An anonymous reader writes "Recently published on the Command Five website is a technically detailed threat advisory (PDF) in relation to a recurring vulnerability in Atlassian Crowd. Tucked away inconspicuously at the end of this document in a section entitled 'Unpatched Vulnerabilities' is the real security bombshell: Atlassian's turnkey solution for enterprise single sign-on and secure user authentication contains an unpatched backdoor. The backdoor allows anyone to remotely take full control of a Crowd server and, according to Command Five, successful exploitation 'invariably' results in compromise of all application and user credentials as well as accessible data storage, configured directories (for example Active Directory), and dependent systems."

3 of 133 comments (clear)

  1. Huh? by TubeSteak · · Score: 5, Interesting

    What is Atlassian Crowd, where is it used, how does this effect me, why should I care?
    Did I miss any important questions?

    --
    [Fuck Beta]
    o0t!
  2. Not surprising by _merlin · · Score: 5, Interesting

    Atlassian has absolute contempt for their paying customers. Each release of JIRA has functionality and flexibility that people actually want removed in the name of making it easier to use for new users. JIRA and Crucible use some monstrosity of JavaScript that causes lag when typing into intput fields, and certain versions clash with Ghostery in a way that causes certain characters (e.g. spaces) to be swallowed. It's sad, but it doesn't surprise me at all that they don't care about security in an authentication system.
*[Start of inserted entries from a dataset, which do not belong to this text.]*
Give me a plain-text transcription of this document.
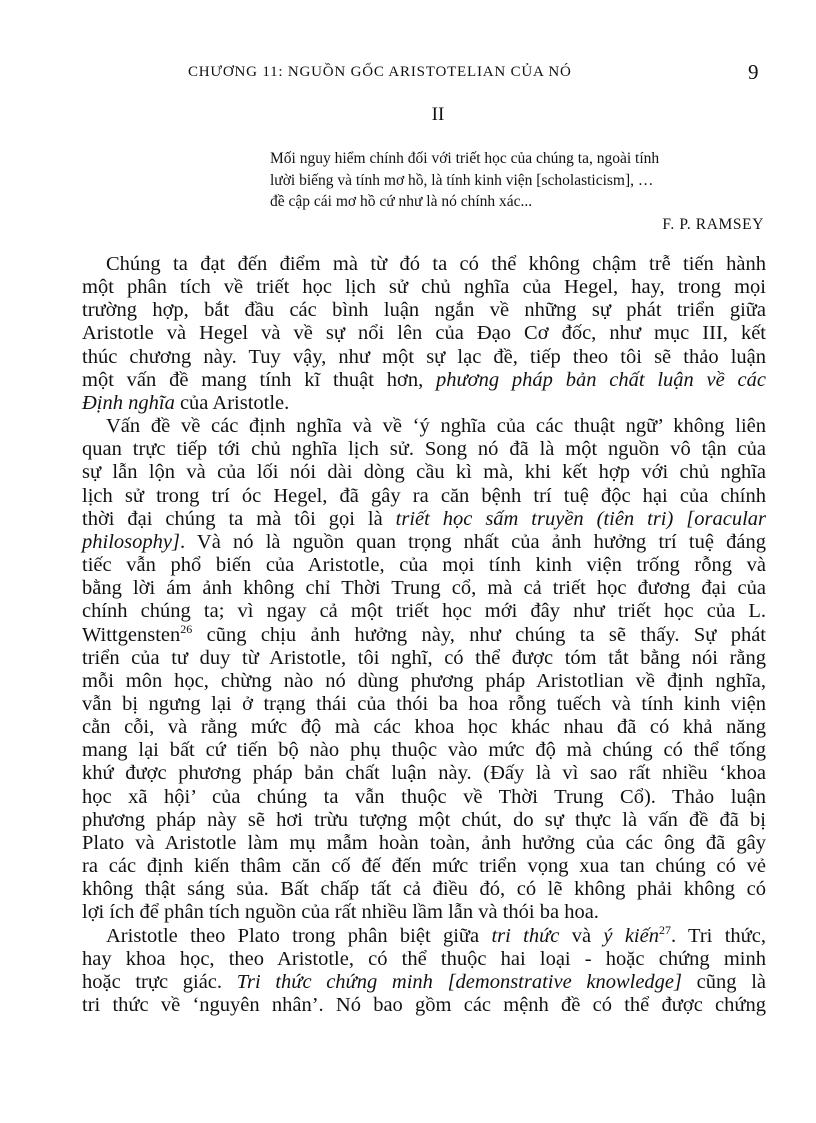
CHƯƠNG 11: NGUỒN GỐC ARISTOTELIAN CỦA NÓ	9
II
Mối nguy hiểm chính đối với triết học của chúng ta, ngoài tính
lười biếng và tính mơ hồ, là tính kinh viện [scholasticism], …
đề cập cái mơ hồ cứ như là nó chính xác...
F. P. RAMSEY
Chúng ta đạt đến điểm mà từ đó ta có thể không chậm trễ tiến hành
một phân tích về triết học lịch sử chủ nghĩa của Hegel, hay, trong mọi
trường hợp, bắt đầu các bình luận ngắn về những sự phát triển giữa
Aristotle và Hegel và về sự nổi lên của Đạo Cơ đốc, như mục III, kết
thúc chương này. Tuy vậy, như một sự lạc đề, tiếp theo tôi sẽ thảo luận
một vấn đề mang tính kĩ thuật hơn, phương pháp bản chất luận về các
Định nghĩa của Aristotle.
Vấn đề về các định nghĩa và về ‘ý nghĩa của các thuật ngữ’ không liên
quan trực tiếp tới chủ nghĩa lịch sử. Song nó đã là một nguồn vô tận của
sự lẫn lộn và của lối nói dài dòng cầu kì mà, khi kết hợp với chủ nghĩa
lịch sử trong trí óc Hegel, đã gây ra căn bệnh trí tuệ độc hại của chính
thời đại chúng ta mà tôi gọi là triết học sấm truyền (tiên tri) [oracular
philosophy]. Và nó là nguồn quan trọng nhất của ảnh hưởng trí tuệ đáng
tiếc vẫn phổ biến của Aristotle, của mọi tính kinh viện trống rỗng và
bằng lời ám ảnh không chỉ Thời Trung cổ, mà cả triết học đương đại của
chính chúng ta; vì ngay cả một triết học mới đây như triết học của L.
Wittgensten$^{26}$ cũng chịu ảnh hưởng này, như chúng ta sẽ thấy. Sự phát
triển của tư duy từ Aristotle, tôi nghĩ, có thể được tóm tắt bằng nói rằng
mỗi môn học, chừng nào nó dùng phương pháp Aristotlian về định nghĩa,
vẫn bị ngưng lại ở trạng thái của thói ba hoa rỗng tuếch và tính kinh viện
cằn cỗi, và rằng mức độ mà các khoa học khác nhau đã có khả năng
mang lại bất cứ tiến bộ nào phụ thuộc vào mức độ mà chúng có thể tống
khứ được phương pháp bản chất luận này. (Đấy là vì sao rất nhiều ‘khoa
học xã hội’ của chúng ta vẫn thuộc về Thời Trung Cổ). Thảo luận
phương pháp này sẽ hơi trừu tượng một chút, do sự thực là vấn đề đã bị
Plato và Aristotle làm mụ mẫm hoàn toàn, ảnh hưởng của các ông đã gây
ra các định kiến thâm căn cố đế đến mức triển vọng xua tan chúng có vẻ
không thật sáng sủa. Bất chấp tất cả điều đó, có lẽ không phải không có
lợi ích để phân tích nguồn của rất nhiều lầm lẫn và thói ba hoa.
Aristotle theo Plato trong phân biệt giữa tri thức và ý kiến$^{27}$. Tri thức,
hay khoa học, theo Aristotle, có thể thuộc hai loại - hoặc chứng minh
hoặc trực giác. Tri thức chứng minh [demonstrative knowledge] cũng là
tri thức về ‘nguyên nhân’. Nó bao gồm các mệnh đề có thể được chứng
    1. Re:Not surprising by BitZtream · · Score: 5, Informative

      ... So when they repeatedly state that the built in database is for evaluation purposes ONLY and that usage of it may result in data corruption or loss ... on EVERY PAGE ADMIN PAGE UNTIL YOU SWITCH OFF OF the built in database, that wasn't enough of a warning for you?

      I'm not sure how much more warning you can get, short of them corrupting your database intentionally on a daily basis so you get the point sooner.